China’s AI Chatbots Clam Up When Asked About Xi Jinping’s Leadership, Wall Street Journal, Mar. 15, 2023.

By Shen Lu

For companies trying to ride the ChatGPT wave, there is an added layer of headaches if their chatbots are in China: how to weed out any talk of politics. Since its release in November, the artificial-intelligence chatbot developed by San Francisco-based OpenAI has generated great excitement but has also raised concern about misinformation or disturbing AI-produced responses. This week, the Chinese search-engine company Baidu Inc. is set to release Ernie Bot, its answer to ChatGPT, driving attention to China’s homegrown chatbots, as well as their capability to ensure politically kosher dialogues. In a country that has built rigid digital borders, censors have learned to adapt to new forms of content and evolving censorship demands.

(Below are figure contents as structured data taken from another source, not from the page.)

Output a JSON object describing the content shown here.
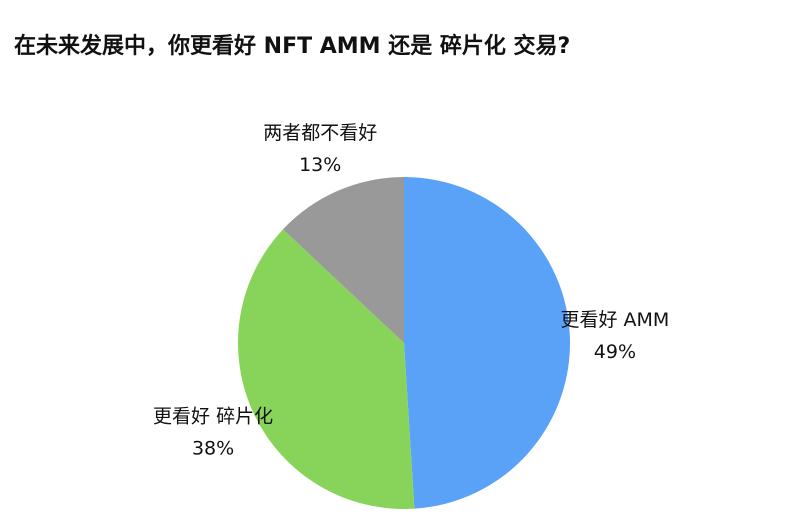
{
  "chart_data": {
    "type": "pie",
    "title": "在未来发展中，你更看好 NFT AMM 还是 碎片化 交易?",
    "categories": [
      "更看好 AMM",
      "更看好 碎片化",
      "两者都不看好"
    ],
    "values": [
      49,
      38,
      13
    ],
    "value_labels": [
      "49%",
      "38%",
      "13%"
    ],
    "colors": [
      "#5aa2f8",
      "#88d45a",
      "#999999"
    ]
  }
}
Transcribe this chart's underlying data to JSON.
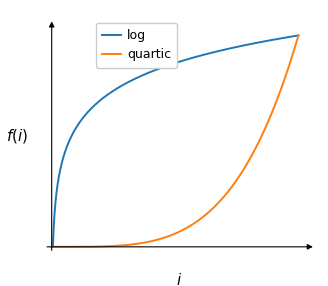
{
  "title": "",
  "xlabel": "$i$",
  "ylabel": "$f(i)$",
  "legend": [
    "log",
    "quartic"
  ],
  "line_colors": [
    "#1f77b4",
    "#ff7f0e"
  ],
  "n_points": 1000,
  "log_epsilon": 0.005,
  "background_color": "#ffffff",
  "legend_fontsize": 9,
  "label_fontsize": 11,
  "line_width": 1.4,
  "xlim": [
    0.0,
    1.0
  ],
  "ylim": [
    0.0,
    1.0
  ]
}
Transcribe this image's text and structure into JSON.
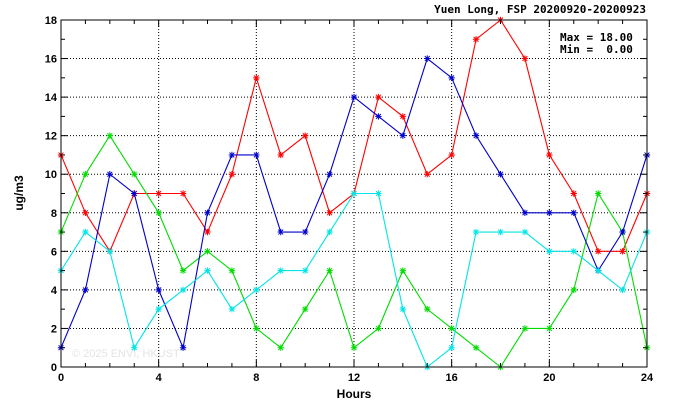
{
  "chart_data": {
    "type": "line",
    "title": "Yuen Long, FSP 20200920-20200923",
    "stats": [
      "Max = 18.00",
      "Min =  0.00"
    ],
    "xlabel": "Hours",
    "ylabel": "ug/m3",
    "xlim": [
      0,
      24
    ],
    "ylim": [
      0,
      18
    ],
    "xticks": [
      0,
      4,
      8,
      12,
      16,
      20,
      24
    ],
    "yticks": [
      0,
      2,
      4,
      6,
      8,
      10,
      12,
      14,
      16,
      18
    ],
    "grid": true,
    "watermark": "© 2025  ENVI, HKUST",
    "x": [
      0,
      1,
      2,
      3,
      4,
      5,
      6,
      7,
      8,
      9,
      10,
      11,
      12,
      13,
      14,
      15,
      16,
      17,
      18,
      19,
      20,
      21,
      22,
      23,
      24
    ],
    "series": [
      {
        "color": "#ff0000",
        "values": [
          11,
          8,
          6,
          9,
          9,
          9,
          7,
          10,
          15,
          11,
          12,
          8,
          9,
          14,
          13,
          10,
          11,
          17,
          18,
          16,
          11,
          9,
          6,
          6,
          9
        ]
      },
      {
        "color": "#00dd00",
        "values": [
          7,
          10,
          12,
          10,
          8,
          5,
          6,
          5,
          2,
          1,
          3,
          5,
          1,
          2,
          5,
          3,
          2,
          1,
          0,
          2,
          2,
          4,
          9,
          7,
          1
        ]
      },
      {
        "color": "#0000cc",
        "values": [
          1,
          4,
          10,
          9,
          4,
          1,
          8,
          11,
          11,
          7,
          7,
          10,
          14,
          13,
          12,
          16,
          15,
          12,
          10,
          8,
          8,
          8,
          5,
          7,
          11
        ]
      },
      {
        "color": "#00e5e5",
        "values": [
          5,
          7,
          6,
          1,
          3,
          4,
          5,
          3,
          4,
          5,
          5,
          7,
          9,
          9,
          3,
          0,
          1,
          7,
          7,
          7,
          6,
          6,
          5,
          4,
          7
        ]
      }
    ]
  }
}
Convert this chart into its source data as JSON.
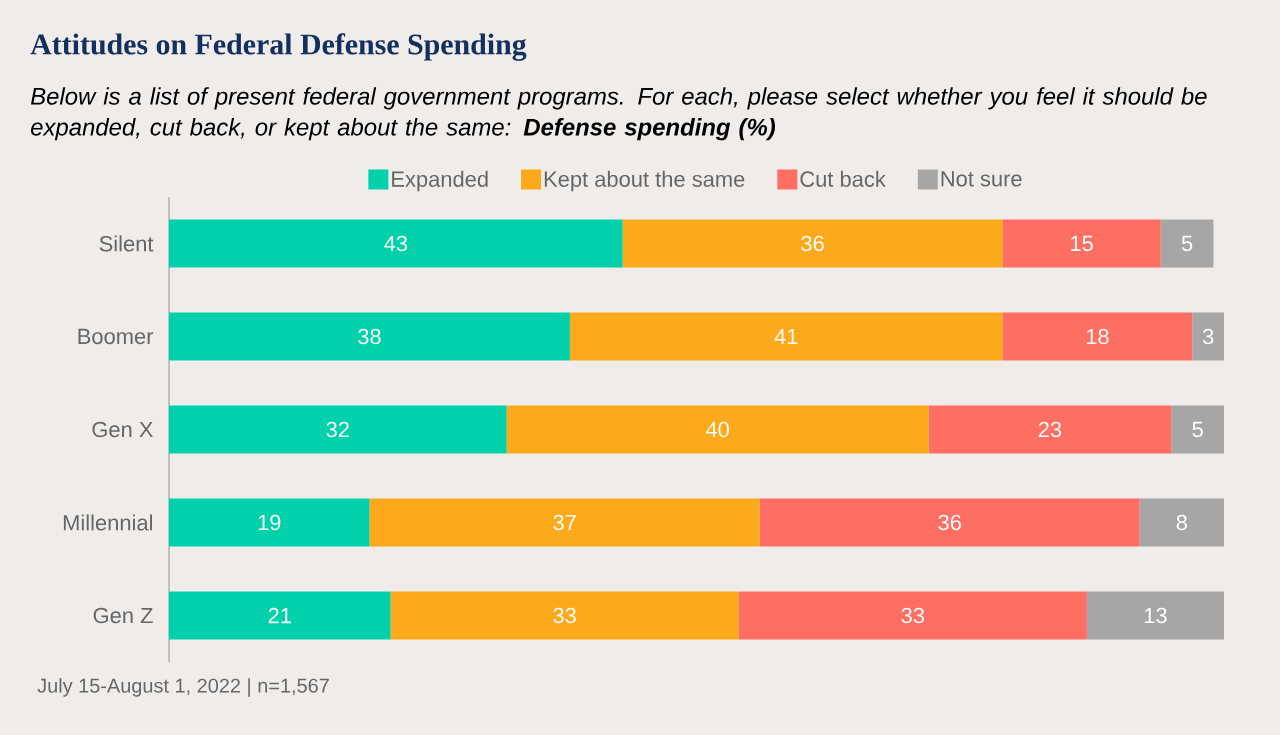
{
  "chart_data": {
    "type": "bar",
    "orientation": "horizontal",
    "stacked": true,
    "title": "Attitudes on Federal Defense Spending",
    "subtitle": "Below is a list of present federal government programs. For each, please select whether you feel it should be expanded, cut back, or kept about the same: **Defense spending (%)**",
    "categories": [
      "Silent",
      "Boomer",
      "Gen X",
      "Millennial",
      "Gen Z"
    ],
    "series": [
      {
        "name": "Expanded",
        "color": "#00d1ab",
        "values": [
          43,
          38,
          32,
          19,
          21
        ]
      },
      {
        "name": "Kept about the same",
        "color": "#fcaa1b",
        "values": [
          36,
          41,
          40,
          37,
          33
        ]
      },
      {
        "name": "Cut back",
        "color": "#ff6e63",
        "values": [
          15,
          18,
          23,
          36,
          33
        ]
      },
      {
        "name": "Not sure",
        "color": "#a6a6a6",
        "values": [
          5,
          3,
          5,
          8,
          13
        ]
      }
    ],
    "data_labels": true,
    "legend": "top",
    "annotations": [
      "July 15-August 1, 2022 | n=1,567"
    ]
  }
}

Controlling AI-generated responses from a chatbot presents a new challenge, one that might prove more complex than policing search and social media but could strengthen ideological control and further separate China digitally from the rest of the world, Chinese tech executives, engineers and AI experts say. Every tech company moderates content deemed harmful in the countries of its users. OpenAI and other US-based developers filter their data to eradicate issues sensitive in the US, such as hate speech regarding race and ethnicity. In China, the ramifications of letting through politically tricky content can go well beyond the deletion of posts. Chinese chatbots face limits similar to those for searches on China’s web. Users hit a wall each time a prompt contains politically touchy keywords, leading some internet users to collectively refer to anticipated Chinese ChatGPT-like services as “ChatCCP”—a play on the abbreviation for the Chinese Communist Party.